Garlaschelli has produced several weeping plaster figures. They are based on the principle that red liquid can be filtered through glazed plaster, flowing out only in the spot where the glaze is scraped away. Another method is simply to add a little red dye beneath an eye. Leave the statue out in the dew and the dye begins to run, like mascara.

Garlaschelli thinks that the blood on the Civitavecchia Madonna was simply dabbed on. The person who reported discovering the blood declined to provide some of his own for DNA sampling, he noted.

Gumpel, the Vatican official, said he had discussed the Civitavecchia Madonna with the local bishop. But on the whole the Vatican doesn't get involved in ruling on the authenticity of such things, he said.

Gumpel distinguished between miracles attributed to objects and those linked to candidates for sainthood, which overwhelmingly feature individuals recovering from extreme illness. Such reports are investigated by boards of physicians to see whether there is a purely medical cause for the recovery.

"We don't ask physicians to declare a miracle. We ask them if there is any other explanation for a cure," Gumpel said. But he cautioned: "What seems like a miracle now may not be one in a hundred years. Such are the advances of science. Declarations of miracles are not infallible teachings."

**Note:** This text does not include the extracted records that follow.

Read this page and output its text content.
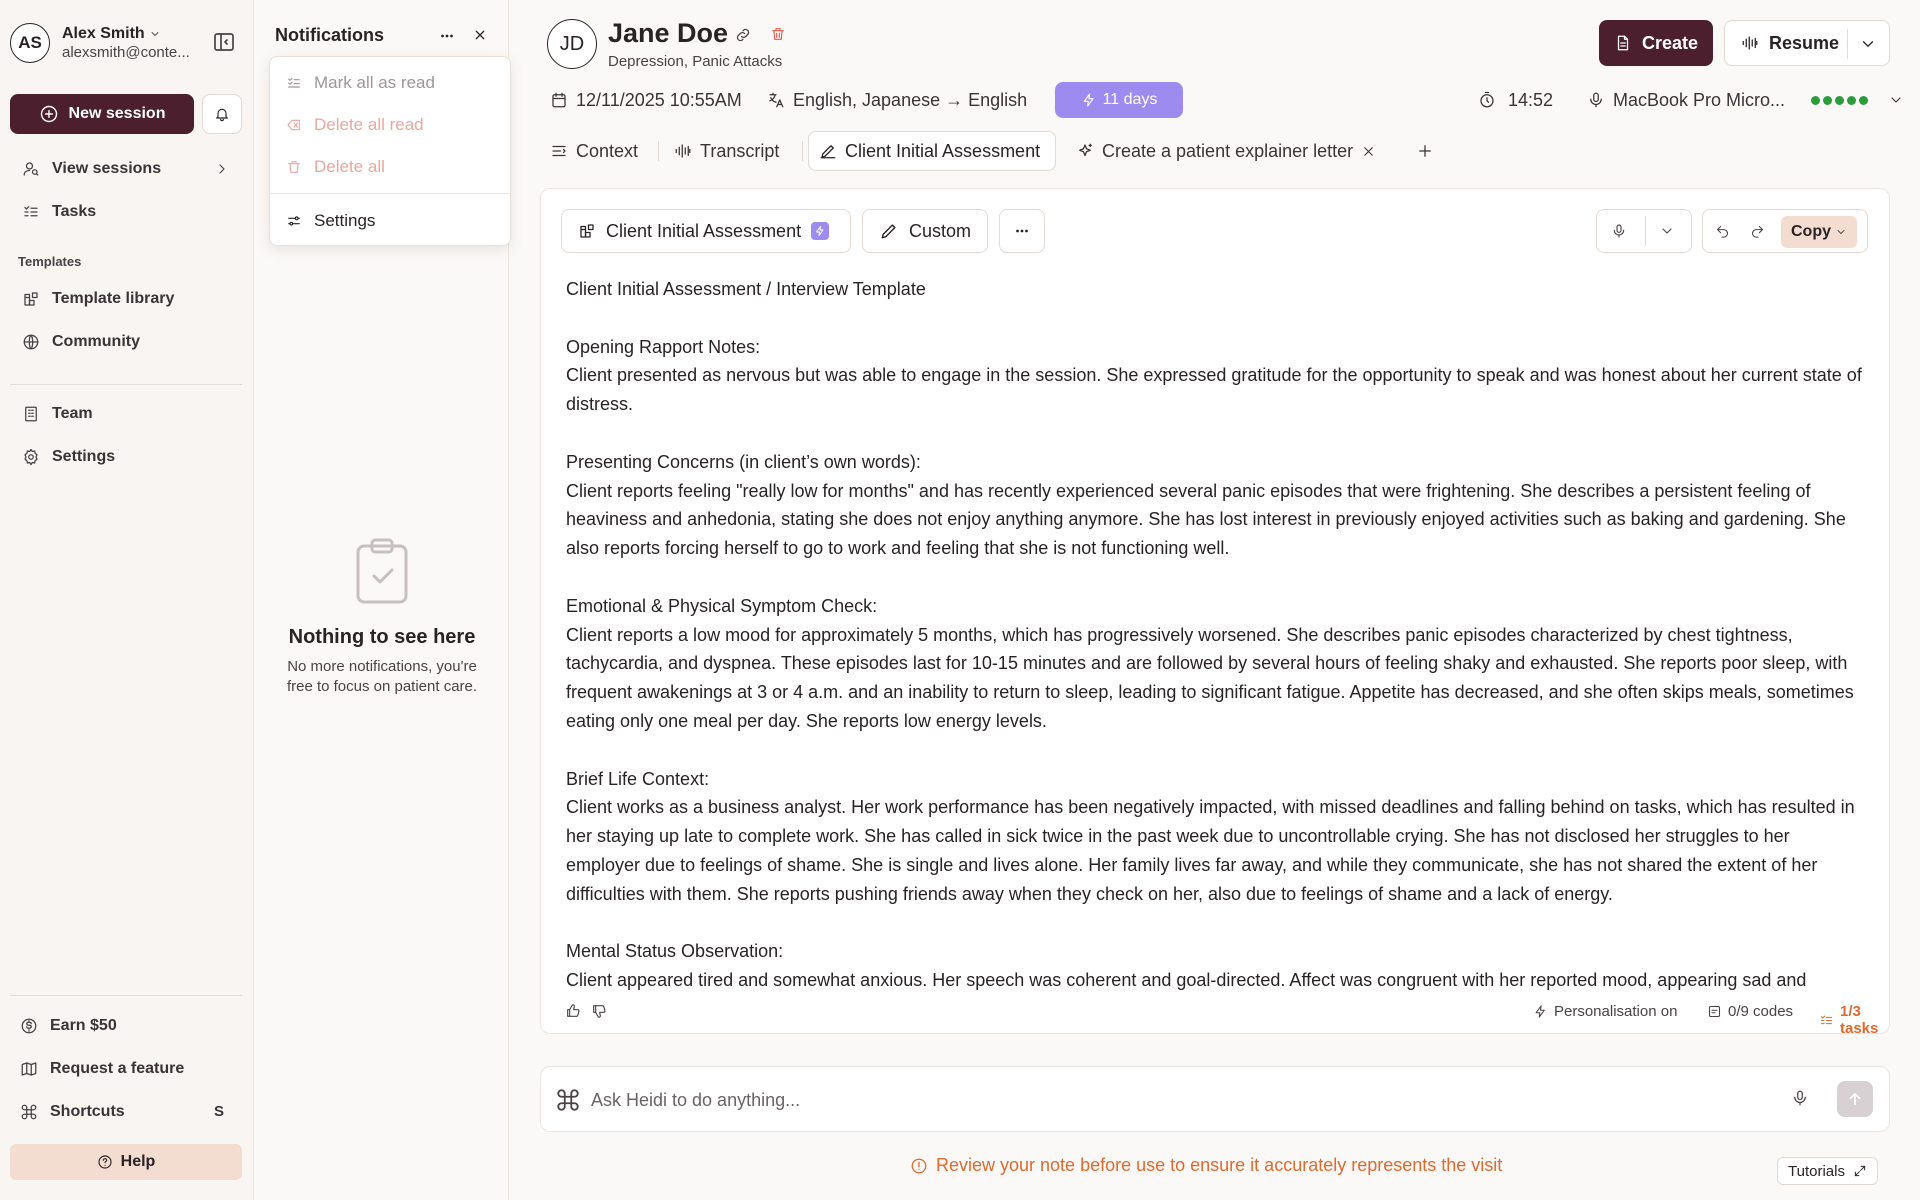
AS	Alex Smith
alexsmith@conte...
New session
View sessions
Tasks
Templates
Template library
Community
Team
Settings
Earn $50
Request a feature
Shortcuts	S
Help
Notifications
Mark all as read
Delete all read
Delete all
Settings
Nothing to see here
No more notifications, you're free to focus on patient care.
JD Jane Doe
Depression, Panic Attacks
Create	Resume
12/11/2025 10:55AM	English, Japanese → English	11 days	14:52	MacBook Pro Micro...
Context	Transcript	Client Initial Assessment	Create a patient explainer letter
Client Initial Assessment	Custom	Copy
Client Initial Assessment / Interview Template

Opening Rapport Notes:
Client presented as nervous but was able to engage in the session. She expressed gratitude for the opportunity to speak and was honest about her current state of distress.

Presenting Concerns (in client’s own words):
Client reports feeling "really low for months" and has recently experienced several panic episodes that were frightening. She describes a persistent feeling of heaviness and anhedonia, stating she does not enjoy anything anymore. She has lost interest in previously enjoyed activities such as baking and gardening. She also reports forcing herself to go to work and feeling that she is not functioning well.

Emotional & Physical Symptom Check:
Client reports a low mood for approximately 5 months, which has progressively worsened. She describes panic episodes characterized by chest tightness, tachycardia, and dyspnea. These episodes last for 10-15 minutes and are followed by several hours of feeling shaky and exhausted. She reports poor sleep, with frequent awakenings at 3 or 4 a.m. and an inability to return to sleep, leading to significant fatigue. Appetite has decreased, and she often skips meals, sometimes eating only one meal per day. She reports low energy levels.

Brief Life Context:
Client works as a business analyst. Her work performance has been negatively impacted, with missed deadlines and falling behind on tasks, which has resulted in her staying up late to complete work. She has called in sick twice in the past week due to uncontrollable crying. She has not disclosed her struggles to her employer due to feelings of shame. She is single and lives alone. Her family lives far away, and while they communicate, she has not shared the extent of her difficulties with them. She reports pushing friends away when they check on her, also due to feelings of shame and a lack of energy.

Mental Status Observation:
Client appeared tired and somewhat anxious. Her speech was coherent and goal-directed. Affect was congruent with her reported mood, appearing sad and
Personalisation on	0/9 codes	1/3 tasks
Ask Heidi to do anything...
Review your note before use to ensure it accurately represents the visit	Tutorials
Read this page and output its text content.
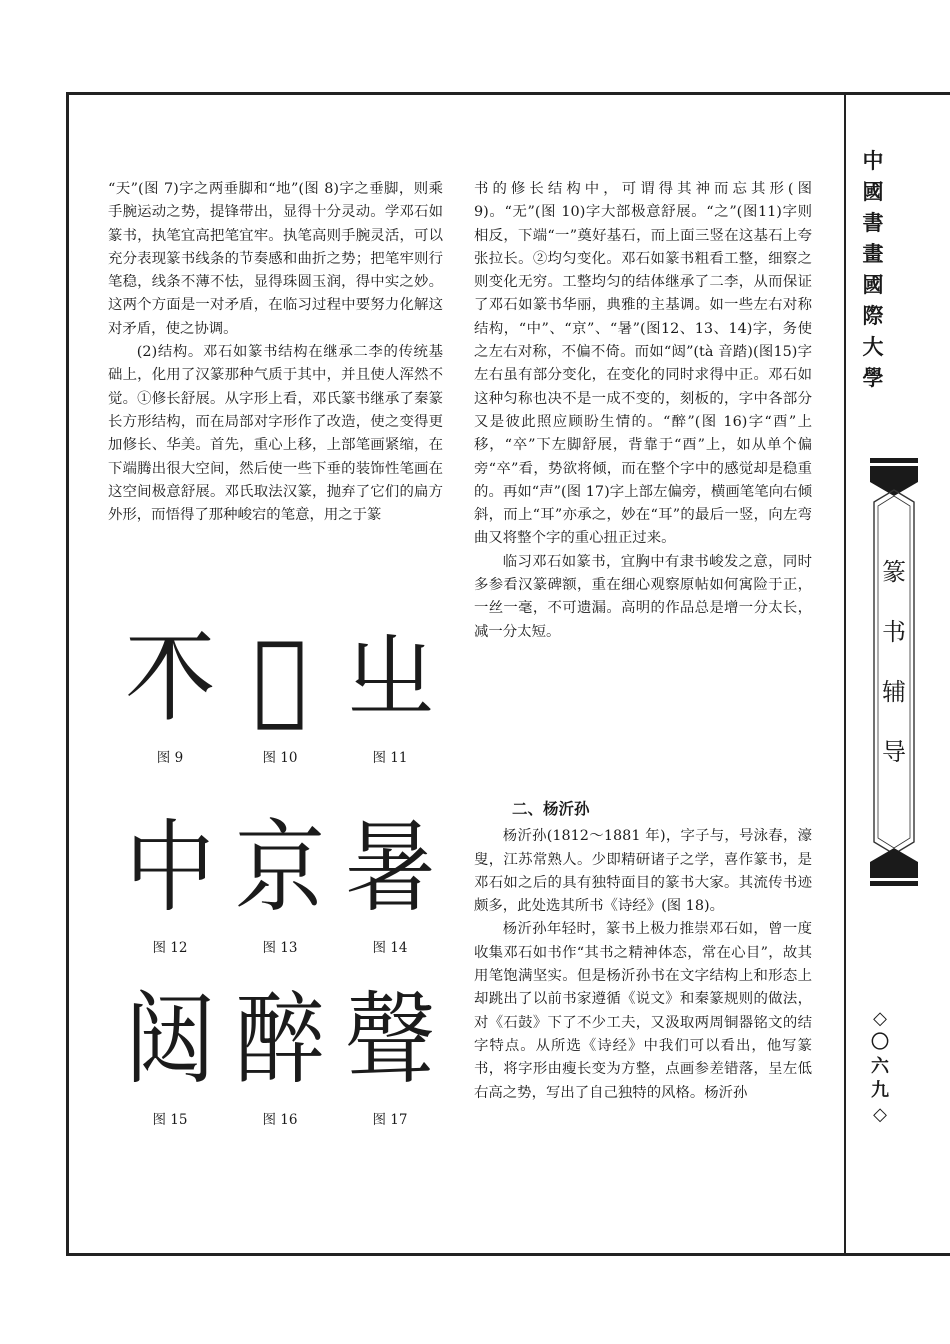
“天”(图 7)字之两垂脚和“地”(图 8)字之垂脚，则乘手腕运动之势，提锋带出，显得十分灵动。学邓石如篆书，执笔宜高把笔宜牢。执笔高则手腕灵活，可以充分表现篆书线条的节奏感和曲折之势；把笔牢则行笔稳，线条不薄不怯，显得珠圆玉润，得中实之妙。这两个方面是一对矛盾，在临习过程中要努力化解这对矛盾，使之协调。

(2)结构。邓石如篆书结构在继承二李的传统基础上，化用了汉篆那种气质于其中，并且使人浑然不觉。①修长舒展。从字形上看，邓氏篆书继承了秦篆长方形结构，而在局部对字形作了改造，使之变得更加修长、华美。首先，重心上移，上部笔画紧缩，在下端腾出很大空间，然后使一些下垂的装饰性笔画在这空间极意舒展。邓氏取法汉篆，抛弃了它们的扁方外形，而悟得了那种峻宕的笔意，用之于篆

𣎴
图 9
𣟨
图 10
㞢
图 11
中
图 12
京
图 13
暑
图 14
闼
图 15
醉
图 16
聲
图 17

书的修长结构中，可谓得其神而忘其形(图9)。“无”(图 10)字大部极意舒展。“之”(图11)字则相反，下端“一”奠好基石，而上面三竖在这基石上夸张拉长。②均匀变化。邓石如篆书粗看工整，细察之则变化无穷。工整均匀的结体继承了二李，从而保证了邓石如篆书华丽，典雅的主基调。如一些左右对称结构，“中”、“京”、“暑”(图12、13、14)字，务使之左右对称，不偏不倚。而如“闼”(tà 音踏)(图15)字左右虽有部分变化，在变化的同时求得中正。邓石如这种匀称也决不是一成不变的，刻板的，字中各部分又是彼此照应顾盼生情的。“醉”(图 16)字“酉”上移，“卒”下左脚舒展，背靠于“酉”上，如从单个偏旁“卒”看，势欲将倾，而在整个字中的感觉却是稳重的。再如“声”(图 17)字上部左偏旁，横画笔笔向右倾斜，而上“耳”亦承之，妙在“耳”的最后一竖，向左弯曲又将整个字的重心扭正过来。

临习邓石如篆书，宜胸中有隶书峻发之意，同时多参看汉篆碑额，重在细心观察原帖如何寓险于正，一丝一毫，不可遗漏。高明的作品总是增一分太长，减一分太短。

二、杨沂孙

杨沂孙(1812～1881 年)，字子与，号泳春，濠叟，江苏常熟人。少即精研诸子之学，喜作篆书，是邓石如之后的具有独特面目的篆书大家。其流传书迹颇多，此处选其所书《诗经》(图 18)。

杨沂孙年轻时，篆书上极力推崇邓石如，曾一度收集邓石如书作“其书之精神体态，常在心目”，故其用笔饱满坚实。但是杨沂孙书在文字结构上和形态上却跳出了以前书家遵循《说文》和秦篆规则的做法，对《石鼓》下了不少工夫，又汲取两周铜器铭文的结字特点。从所选《诗经》中我们可以看出，他写篆书，将字形由瘦长变为方整，点画参差错落，呈左低右高之势，写出了自己独特的风格。杨沂孙

中
國
書
畫
國
際
大
學
篆
书
辅
导
◇
〇
六
九
◇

To investigate every report of miracles like the Madonna of Civitavecchia would require convening boards of experts for expertises that might not exist, he added. "For practical reasons, medical examination of miracles is on firmer ground. . . . . What kind of boards for other reports of miracles would you need? They would be infinite," he said.

For his part, Garlaschelli is philosophical about the popular reaction to his investigations. People like miracles and are not likely to be easily swayed. "You see these television shows. Even when they investigate the paranormal, they leave a little room for mystery. Drama requires a question mark," he said. "Still, I think that science wins out in the end."

He is currently breaking new ground, so to speak. He is trying to explain the phenomenon of the will-o'-the-wisp, the strange light that appears in some cemeteries, particularly in Britain. Garlaschelli has replicated the gaseous light in a flask by placing various chemicals in gases that might be given off by rotting corpses. "Of course, some people will always believe these are souls floating over the graves. But at least I am offering an alternative," he said.